Katia et Marielle Labèque « sont de grandes amies de la Scala, commentait en introduction Rodolphe Bruneau-Boulmier, directeur de la musique ; elles sont venues visiter la Scala Paris alors que celle-ci n’était qu’un champ de ruines, et elles sont ravies de faire ici l’ouverture de saison ». Elles ont néanmoins failli ne pas pouvoir rejoindre Avignon, depuis Biarritz où l’aéroport était fermé par alerte attentat ; à la suite du récent assassinat du professeur Dominique Bernard à Arras, les alertes se multiplient, et l’ambiance générale n’est pas vraiment à la fête.
A contrario, la soirée est placée sous le signe du conte, du récit, de l’enfance. Fraîcheur, énergie, jaillissement, peut-être un peu de joyeuse naïveté aussi ? On se laisse aller volontiers à un bain de jouvence.
Les premières mesures s’égrènent, au piano côté jardin, sous les doigts de Katia dans les aigus ; les notes de Marielle, en registre plus grave, la rejoignent… Les Epigraphes antiques de Debussy sont 6 petites pièces, initialement écrites pour piano à 4 mains, et que Katia et Marielle jouent sur 2 pianos face à face ; face à face, vraiment, Katia à jardin sur la partie droite du clavier, Marielle à cour sur la partie gauche. A chaque pause, c’est un ballet symétrique : la main droite tourne la page – pas de tablettes -, la main gauche remet en place une mèche qui n’a pourtant rien de capricieux. Mêmes gestes certes – on voit les échanges de regards furtifs, parfois une ébauche de sourire complice -, mais pour l’œil averti les deux artistes sont bien différentes : Katia, l’aînée, cheveux mi-longs, est une pile électrique ; le talon gauche de la bottine tape le sol avec vigueur, presque avec rage ; dos droit, elle engage avec son clavier une lutte titanesque ; Marielle, la cadette, plus grande, cheveux plus longs et plus bruns, est penchée sur le piano, comme en dialogue intérieur avec lui ; quand elle bat la mesure, c’est du bout du pied. Une vraie complémentarité. Les aigus de Katia roulent en cascade lumineuse, les graves de Marielle se veloutent en finesse.
La pièce médiane, Ma Mère l’Oye, de Ravel, sur piano unique à 4 mains – version originelle de 1910 -, sera tout bonnement étourdissante. Katia préside aux aigus, Marielle aux graves, chacune dans le registre qui lui convient le mieux. Les mains se frôlent, s’évitent, se touchent, se croisent, se chevauchent, réinventant dans la virtuosité – encore est-ce une litote – une œuvre qu’on peine à croire qu’elle fut créée par deux bambins de 5 et 6 ans. Et cette jeunesse souffle sur la salle.

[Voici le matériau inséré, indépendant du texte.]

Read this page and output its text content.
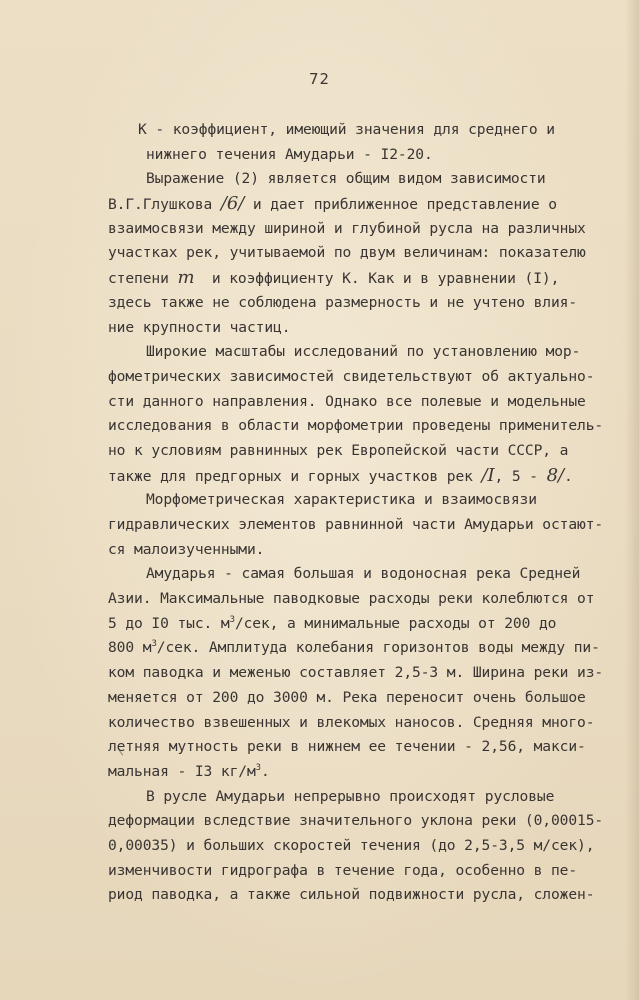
72
К - коэффициент, имеющий значения для среднего и
нижнего течения Амударьи - I2-20.
Выражение (2) является общим видом зависимости
В.Г.Глушкова /6/ и дает приближенное представление о
взаимосвязи между шириной и глубиной русла на различных
участках рек, учитываемой по двум величинам: показателю
степени m  и коэффициенту К. Как и в уравнении (I),
здесь также не соблюдена размерность и не учтено влия-
ние крупности частиц.
Широкие масштабы исследований по установлению мор-
фометрических зависимостей свидетельствуют об актуально-
сти данного направления. Однако все полевые и модельные
исследования в области морфометрии проведены применитель-
но к условиям равнинных рек Европейской части СССР, а
также для предгорных и горных участков рек /I, 5 - 8/.
Морфометрическая характеристика и взаимосвязи
гидравлических элементов равнинной части Амударьи остают-
ся малоизученными.
Амударья - самая большая и водоносная река Средней
Азии. Максимальные паводковые расходы реки колеблются от
5 до I0 тыс. $м^3$/сек, а минимальные расходы от 200 до
800 $м^3$/сек. Амплитуда колебания горизонтов воды между пи-
ком паводка и меженью составляет 2,5-3 м. Ширина реки из-
меняется от 200 до 3000 м. Река переносит очень большое
количество взвешенных и влекомых наносов. Средняя много-
летняя мутность реки в нижнем ее течении - 2,56, макси-
мальная - I3 $кг/м^3$.
В русле Амударьи непрерывно происходят русловые
деформации вследствие значительного уклона реки (0,00015-
0,00035) и больших скоростей течения (до 2,5-3,5 м/сек),
изменчивости гидрографа в течение года, особенно в пе-
риод паводка, а также сильной подвижности русла, сложен-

On attend ensuite, enfin, « la » création mondiale, tout en regrettant quelque peu l’absence de feuille de salle : c’est la réduction pour 2 pianos d’une œuvre écrite en version orchestrale par Philip Glass, compositeur fécond, il y a une vingtaine d’années. Chaque artiste déroule et module, avec une souplesse infinie, une ligne mélodique variée, parfois surprenante, toujours harmonieuse ; leur toucher, soyeux ou rugueux, sculpte les moindres nuances d’une partition avec laquelle elles font corps. On comprend, physiquement même, pourquoi tant de compositeurs aiment écrire pour elles, et comment elles s’approprient ces œuvres nouvelles avec une gourmandise juvénile.
Quand le concert va prendre fin, le public en redemande, et ce n’est pas simple courtoisie ; l’énergie est follement communicative… De qui croyez-vous que soit signé le 1er bis ? Et le 2nd ? Gagné ! De Philip Glass, dans un rythme et une tonalité très jazzy (Orphée café) qui voient Katia se déchaîner, du pied, des doigts, dans toute sa fougue, Marielle lui donnant la réplique sur un ton plus modéré. Vous avez dit…? elles ont une carrière de plusieurs décennies ? Quand elles jouent, assurément, elles ont toujours 20 ans !
Voir aussi notre entretien avec les deux pianistes quelques jours avant le concert, deux sacrées personnalités, deux boules d’énergie.
G.ad. Photos G.ad.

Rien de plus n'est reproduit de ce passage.